Luego de aquél terrible rayo, la tormenta se disipó con rapidez, llevada hacia el norte por los vientos huracanado que se desataron. Yo, aterido y empapado, volví a la torre y me envolví en un viejo capote que allí guardaba. Largo tiempo estuve así, acurrucado contra una pared, sin atreverme a comprobar si mi obra había tenido éxito, porque de pronto ese éxito tan deseado se me hacía insoportable. Pero entonces lo oí, en el silencio que sobrevino luego de que amainara la tormenta. Era un sonido ahogado, convulso, algo que nunca había oído antes.
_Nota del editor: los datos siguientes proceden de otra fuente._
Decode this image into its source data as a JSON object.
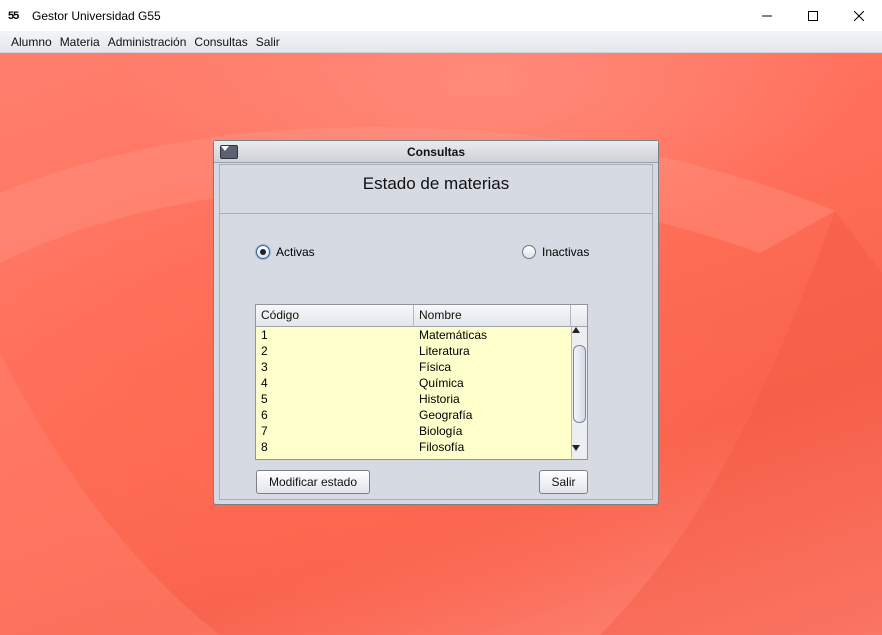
{
  "app": {
    "logo_text": "55",
    "title": "Gestor Universidad G55"
  },
  "menubar": {
    "items": [
      "Alumno",
      "Materia",
      "Administración",
      "Consultas",
      "Salir"
    ]
  },
  "window_controls": {
    "minimize_icon": "minimize-icon",
    "maximize_icon": "maximize-icon",
    "close_icon": "close-icon"
  },
  "dialog": {
    "title": "Consultas",
    "heading": "Estado de materias",
    "radio_activas": {
      "label": "Activas",
      "checked": true
    },
    "radio_inactivas": {
      "label": "Inactivas",
      "checked": false
    },
    "table": {
      "columns": [
        "Código",
        "Nombre"
      ],
      "rows": [
        [
          "1",
          "Matemáticas"
        ],
        [
          "2",
          "Literatura"
        ],
        [
          "3",
          "Física"
        ],
        [
          "4",
          "Química"
        ],
        [
          "5",
          "Historia"
        ],
        [
          "6",
          "Geografía"
        ],
        [
          "7",
          "Biología"
        ],
        [
          "8",
          "Filosofía"
        ]
      ]
    },
    "buttons": {
      "modify": "Modificar estado",
      "exit": "Salir"
    }
  },
  "colors": {
    "desktop": "#ff6e58",
    "table_bg": "#ffffcc",
    "frame_bg": "#d6dae2"
  }
}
Subí las escaleras lentamente, paso a paso hasta llegar arriba y entonces lo vi. Se estaba moviendo. El cuerpo que yo había creado de cientos de otros cuerpos muertos, estaba vivo y se sacudía en la cureña como si sufriera convulsiones. Un grito entrecortado y ronco salía de su boca abierta. Humeaba. De todo el cuerpo salía un vapor hediondo y grasiento. Me acerqué a él. La piel de su rostro se había quemado horriblemente con la misma fuerza del rayo que lo había traído a la vida. Sus ojos parecían velados por el glaucoma. El precio que había pagado por vivir era el de parecer un monstruo. Lentamente fue quedándose quieto, a medida que los efectos del rayo iban disminuyendo y la leve llovizna actuaba evidentemente como un bálsamo. Sus gritos se transformaron gradualmente en un gemido bajo y prolongado. Su respiración era estertórea pero firme. Estaba vivo. Y comprender eso me causó un indecible terror. Yo lo había hecho y en ese mismo momento, tan arrepentido estaba que la idea de destruirlo surgió espontáneamente en mi agitado cerebro. Y entonces, como si hubiera tenido la facultad de leer mi pensamiento, la criatura abrió los ojos, esos ojos blancuzcos y espantosos, y me miró. Y pude ver en ellos que no abrigaban sino la más absoluta y pura maldad.
Algo había salido terriblemente mal.